I was being facetious. Like how Chicken Pox was touted as a deadly disease as soon as they had a vaccine for it that they coudn't sell.
post #58 of 215
Strep is actually scary, like TB (and unlike chickenpox.) Because they are treated with antibiotics, surviving bacteria are the strong ones. Over time these bacteria become antibiotics resistant. _The Coming Plague_ is a book that treats this subject in pretty apocolyptic terms. We have had a reprieve from these diseases, but in the end they will be back worse than ever.
post #59 of 215
Quote:
Originally Posted by orangewallflower View Post
Oh, I actually am into natural medicine.

We were referencing a previous poster, Uccomama (sorry if I mangled the spelling) who did say that. I was following that thread.
I also did not state that I believe that virus don't exist, but there a reason some scientists dispute their existence.
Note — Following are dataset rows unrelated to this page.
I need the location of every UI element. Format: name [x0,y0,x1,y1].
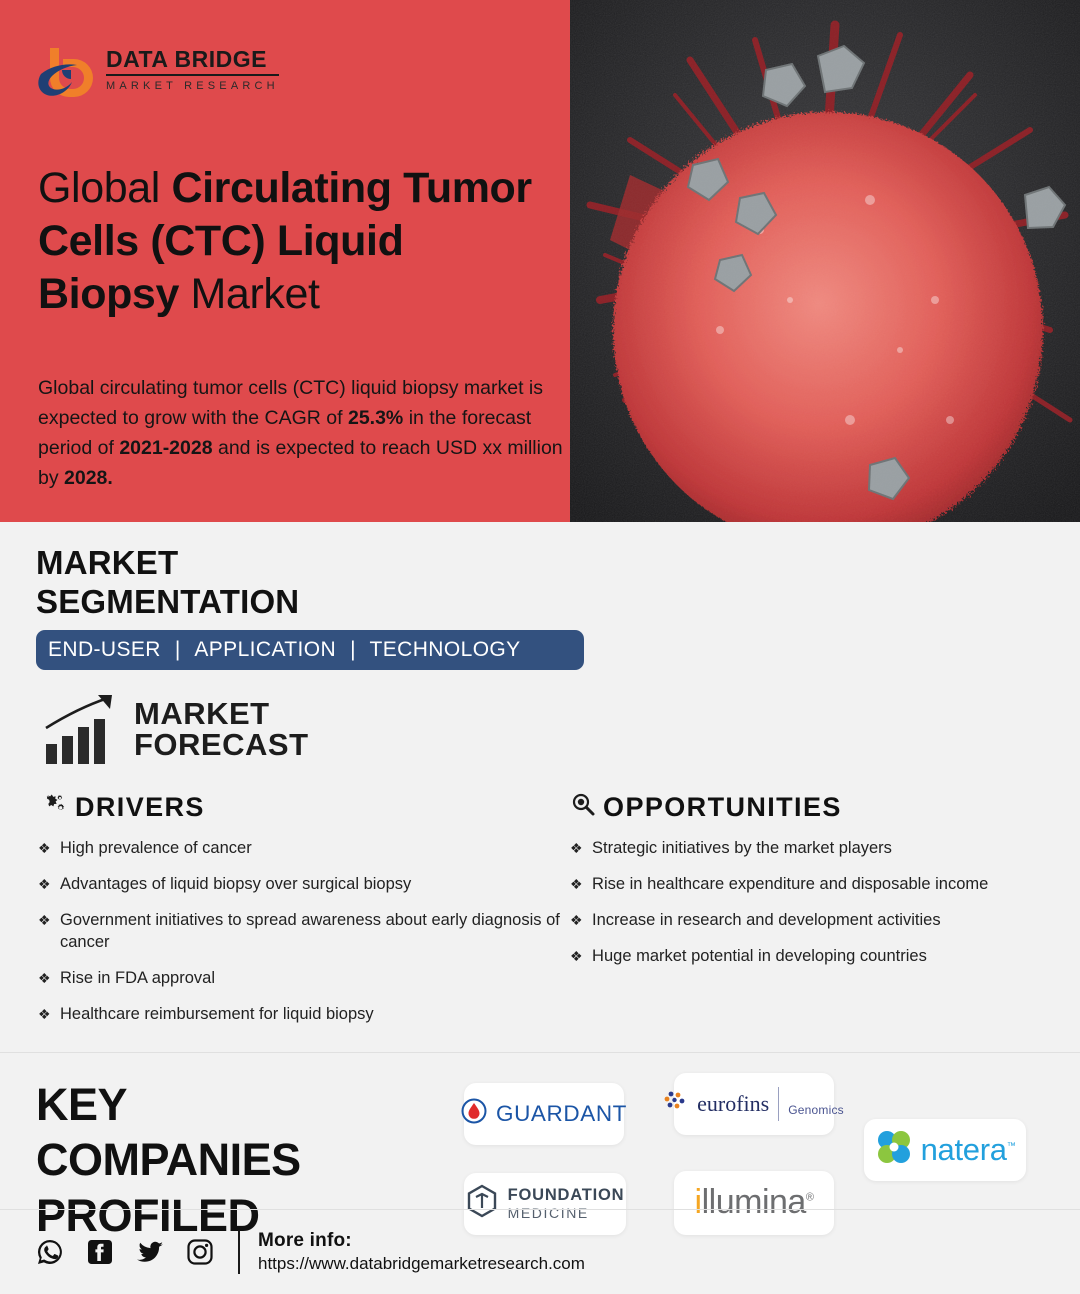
forecast-line1: MARKET [134,698,309,729]
hero-description: Global circulating tumor cells (CTC) liq… [38,373,563,493]
companies-heading-line1: KEY [36,1077,456,1133]
opportunities-list-item: ❖ Rise in healthcare expenditure and dis… [570,874,1044,896]
opportunities-item-text: Huge market potential in developing coun… [592,946,927,968]
segment-application[interactable]: APPLICATION [194,638,336,662]
eurofins-genomics-label: Genomics [788,1103,844,1121]
facebook-icon[interactable] [86,1238,114,1266]
segmentation-heading-line2: SEGMENTATION [36,583,1044,622]
drivers-list-item: ❖ Healthcare reimbursement for liquid bi… [38,1004,562,1026]
footer: More info: https://www.databridgemarketr… [0,1210,1080,1294]
segmentation-bar: END-USER | APPLICATION | TECHNOLOGY [36,630,584,670]
opportunities-item-text: Increase in research and development act… [592,910,941,932]
companies-heading-line2: COMPANIES [36,1132,456,1188]
brand-logo-text: DATA BRIDGE MARKET RESEARCH [106,46,279,92]
bullet-diamond-icon: ❖ [38,874,51,896]
bar-chart-growth-arrow-icon [42,692,124,766]
opportunities-heading-row: OPPORTUNITIES [570,792,1044,823]
market-forecast-block: MARKET FORECAST [36,692,1044,766]
bullet-diamond-icon: ❖ [38,1004,51,1026]
segment-end-user[interactable]: END-USER [48,638,161,662]
opportunities-list-item: ❖ Increase in research and development a… [570,910,1044,932]
hero-left-panel: DATA BRIDGE MARKET RESEARCH Global Circu… [0,0,570,522]
guardant-wordmark: GUARDANT [496,1101,627,1127]
whatsapp-icon[interactable] [36,1238,64,1266]
more-info-label: More info: [258,1229,585,1253]
drivers-item-text: Healthcare reimbursement for liquid biop… [60,1004,374,1026]
bullet-diamond-icon: ❖ [38,968,51,990]
body-section: MARKET SEGMENTATION END-USER | APPLICATI… [0,544,1080,1040]
opportunities-item-text: Rise in healthcare expenditure and dispo… [592,874,988,896]
guardant-droplet-icon [461,1098,487,1129]
drivers-list-item: ❖ Government initiatives to spread aware… [38,910,562,954]
drivers-item-text: Government initiatives to spread awarene… [60,910,562,954]
eurofins-divider [778,1087,779,1121]
hero-image [570,0,1080,522]
gears-icon [38,792,68,823]
drivers-opportunities-row: DRIVERS ❖ High prevalence of cancer ❖ Ad… [36,792,1044,1040]
drivers-item-text: Rise in FDA approval [60,968,215,990]
bullet-diamond-icon: ❖ [38,838,51,860]
twitter-icon[interactable] [136,1238,164,1266]
opportunities-list-item: ❖ Huge market potential in developing co… [570,946,1044,968]
tumor-cell-micrograph [570,0,1080,522]
opportunities-list: ❖ Strategic initiatives by the market pl… [570,838,1044,968]
market-segmentation-block: MARKET SEGMENTATION END-USER | APPLICATI… [36,544,1044,670]
drivers-column: DRIVERS ❖ High prevalence of cancer ❖ Ad… [36,792,562,1040]
databridge-b-logo-icon [38,40,94,98]
drivers-heading: DRIVERS [75,792,205,823]
segmentation-heading-line1: MARKET [36,544,1044,583]
bullet-diamond-icon: ❖ [570,838,583,860]
bullet-diamond-icon: ❖ [570,910,583,932]
brand-logo-title: DATA BRIDGE [106,48,279,76]
magnifier-icon [570,792,596,823]
natera-trademark: ™ [1007,1140,1016,1150]
social-links [36,1238,214,1266]
segment-technology[interactable]: TECHNOLOGY [370,638,521,662]
drivers-list-item: ❖ High prevalence of cancer [38,838,562,860]
foundation-label: FOUNDATION [508,1186,625,1205]
hero-section: DATA BRIDGE MARKET RESEARCH Global Circu… [0,0,1080,522]
brand-logo-subtitle: MARKET RESEARCH [106,80,279,92]
instagram-icon[interactable] [186,1238,214,1266]
footer-separator [238,1230,240,1274]
website-url[interactable]: https://www.databridgemarketresearch.com [258,1253,585,1275]
opportunities-column: OPPORTUNITIES ❖ Strategic initiatives by… [562,792,1044,1040]
bullet-diamond-icon: ❖ [570,874,583,896]
market-segmentation-heading: MARKET SEGMENTATION [36,544,1044,622]
eurofins-dots-icon [664,1089,688,1118]
bullet-diamond-icon: ❖ [570,946,583,968]
bullet-diamond-icon: ❖ [38,910,51,954]
eurofins-wordmark: eurofins [697,1091,769,1117]
footer-info: More info: https://www.databridgemarketr… [258,1229,585,1275]
page-title: Global Circulating Tumor Cells (CTC) Liq… [38,162,536,321]
illumina-registered-mark: ® [806,1192,814,1204]
drivers-item-text: Advantages of liquid biopsy over surgica… [60,874,411,896]
forecast-line2: FORECAST [134,729,309,760]
company-logo-eurofins[interactable]: eurofins Genomics [674,1073,834,1135]
opportunities-item-text: Strategic initiatives by the market play… [592,838,892,860]
company-logo-natera[interactable]: natera™ [864,1119,1026,1181]
brand-logo[interactable]: DATA BRIDGE MARKET RESEARCH [38,38,536,100]
segment-separator-1: | [161,638,194,662]
drivers-item-text: High prevalence of cancer [60,838,252,860]
company-logo-guardant[interactable]: GUARDANT [464,1083,624,1145]
drivers-list-item: ❖ Advantages of liquid biopsy over surgi… [38,874,562,896]
segment-separator-2: | [336,638,369,662]
natera-flower-icon [875,1128,913,1171]
market-forecast-text: MARKET FORECAST [134,698,309,766]
opportunities-list-item: ❖ Strategic initiatives by the market pl… [570,838,1044,860]
opportunities-heading: OPPORTUNITIES [603,792,842,823]
drivers-list-item: ❖ Rise in FDA approval [38,968,562,990]
drivers-list: ❖ High prevalence of cancer ❖ Advantages… [38,838,562,1026]
drivers-heading-row: DRIVERS [38,792,562,823]
natera-wordmark: natera™ [921,1132,1016,1168]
However, I do not believe they cause disease. I do believe they can be present during what is labeled a disease, but they role is not pathogenic.

Quote:
Originally Posted by carriebft
So if you take a person and expose them to the measles virus and we see it invading their body and that person gets measles, what is the explanation if not the virus you exposed them to?

I know many who believe this non-germ theory (vernacular) will say "the person needed a better diet, their blood acidity was off, etc whatever". What is the explanation when the whole population is getting a disease when exposed, even the ones with these good practices? If varicella doesn't cause chicken pox and it is the environment of the body causing it, does that mean we all just had a bad environment? And when we can see the virus invading and taking over and the response to that virus, what is the explanation then?
Please can you direct me to the studies and in vivo video footage of the measles virus invading a body and causing the specific childhood disease of measles.

The second part of your post is just quoting a myth propagated by both alternative and mainstream medicine; good diet. blood acidity etc have nothing to do with why a person actually "catches" something or not. I can also explain why it appears that a large portion of a population appears to get an infectious disease at the same time, good practices or no good practices, I doubt you would be open to my explanation. At is core* it has nothing to do with hygiene, the pathogen or the health of the host. Again I ask you to show me real-time in vivo video footage of a specific virus causing a specific disease. I am not interested in antibody response, I want proof of manifestation of the actual disease in a human being.

ETA: * I want to be clear by core, I mean the absolute cause of disease. I am not saying that the health of the host has nothing to do with how the body responds to the healing. Obviously a strong, healthy body is going to handle healing far more efficiently and effectively than a compromised one.
post #60 of 215
Quote:
Originally Posted by Fyrestorm View Post
I was being facetious. Like how Chicken Pox was touted as a deadly disease as soon as they had a vaccine for it that they coudn't sell.
it can be very deadly to anyone who is immunocompromised.